Some people like to give! A popular tool around tax season is the gifting stock. A gift of stock has advantages for both the giver and the receiver. The giver may be gifting appreciated stock and avoid paying taxes. On the other hand, the stock could continue to grow and increase the value of the gift to the recipient.
Givers can gift stock to anyone for any reason. In addition to gifting stock to family, friends or other loved ones, givers could also choose to donate the stock to charity.
Gifting Stock to a Child or Grandchild
Gifting stock to a child or grandchild is an excellent opportunity to teach them about investing and financial planning. The younger the recipient is, the more time they have to allow the gifted stock to grow. In addition, the stock can continue to grow over time.
Readers should keep in mind that there are limitations on the amount of stock one can gift. The IRS allows a donor to gift up to $15,000 worth of stock for 2021 without incurring taxes. For 2022, the limit is increased to $16,000. The annual limit applies to each person receiving a gift. So, if a donor has several children and grandchildren, each can receive the maximum stock gift each year.
The annual gift tax exemption extends beyond children and grandchildren. In fact, the gifting stock applies to anyone a donor chooses to gift. The annual gift tax limit is different for spouses. A spouse can receive up to $32,000 per year, double the standard limit.
However, there is a limit on how much a donor can gift over their lifetime. For the tax year 2022, the lifetime gift exemption is $12.06 million or $24.12 million for married couples. That means, over a donor’s life, they can gift stock up to the lifetime limit without paying taxes on the gifts.
Donors also need to consider their Estate taxes. The lifetime gift tax exclusion is combined with the donor’s estate tax exclusion.
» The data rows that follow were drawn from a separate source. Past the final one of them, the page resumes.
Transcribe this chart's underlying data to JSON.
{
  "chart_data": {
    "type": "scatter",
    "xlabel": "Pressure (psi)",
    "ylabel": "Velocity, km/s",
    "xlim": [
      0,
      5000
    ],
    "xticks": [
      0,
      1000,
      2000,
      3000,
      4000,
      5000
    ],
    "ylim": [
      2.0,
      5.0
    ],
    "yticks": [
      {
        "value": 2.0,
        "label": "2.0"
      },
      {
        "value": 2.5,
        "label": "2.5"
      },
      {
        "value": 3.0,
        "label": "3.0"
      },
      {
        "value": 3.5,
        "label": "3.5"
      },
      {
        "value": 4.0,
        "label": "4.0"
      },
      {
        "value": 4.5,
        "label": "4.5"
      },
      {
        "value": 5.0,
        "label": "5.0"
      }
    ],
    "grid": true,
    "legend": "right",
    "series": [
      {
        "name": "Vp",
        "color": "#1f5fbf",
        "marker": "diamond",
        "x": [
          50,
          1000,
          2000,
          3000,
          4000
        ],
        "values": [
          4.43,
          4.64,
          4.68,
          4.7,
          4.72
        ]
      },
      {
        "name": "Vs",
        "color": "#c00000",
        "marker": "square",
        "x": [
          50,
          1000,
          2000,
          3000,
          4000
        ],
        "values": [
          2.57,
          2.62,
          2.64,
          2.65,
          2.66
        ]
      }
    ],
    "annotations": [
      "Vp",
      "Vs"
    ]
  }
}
In other words, every dollar the donor uses for an annual gift exclusion counts against their estate tax exclusion.
Gifting Stock Taxes
Recipients are responsible for paying taxes on the gift. Donor’s giving away appreciated stock do not pay gifting stock taxes. However, recipients can defer taxes until they sell the gifted stock. When the recipient sells the stock, it is subject to capital gains tax.
Capital gains tax can be short-term or long-term. If shareholders keep the shares for less than a year, gains or losses are short-term. If they hold the shares for a year or more, the gains or losses are long-term. Short-term capital gains are taxed as ordinary income, while long-term capital gains are taxed at a lower rate. The capital gains tax is based on when the donor purchased the shares, not when the recipient received the shares.
However, if the gift amount is over any of the exclusions, the donor is liable for gift taxes. The tax rates are tiered like income tax rates. For instance, the first tier is an 18% tax on gifts between $0 and $10,000 above exclusions. If the excess gift is more than $10,000, the donor pays $1,800 ($10,000 x 18%) plus 22% on excess gifts between $10,000 and $20,000.
How to Gift Stock
If you’re thinking about gifting stock, you’re probably wondering how to actually gift it. One way is to simply transfer the stock from your brokerage account to the brokerage account of the recipient.
Transfers might be the easiest way to gift stock, but they will take out the element of surprise for your gift. To do so, you’ll need to get the recipient’s account information. You should be able to take care of the transfer from your online account. If that is not an option, you may need to call your broker and take care of the transfer with the help of a representative.
If the person you want to gift stock to is a minor, another option is to set up a custodial account. A donor sets up a custodial account for a minor and manages it themselves.
If you don’t have it already, you may need information about the minor like name, social security number or date of birth. Your broker will need this information to set up the custodial account. Once the donor sets up the custodial account, they can transfer shares like you would with other brokerage accounts.
Taking Advantage of the Lifetime Exclusion
The lifetime exclusion will decrease after 2022. So, unless a donor passes away this year, they may not be able to take advantage of the entire lifetime exclusion.
If you’re in a position to gift large amounts of stock, money, or other assets this year, you may be able to gift up to your entire lifetime exclusion in 2022 before it decreases. In doing so, you’ll have the additional pleasure of watching your gifts benefit the recipients. Please consult your tax advisor before making any decisions.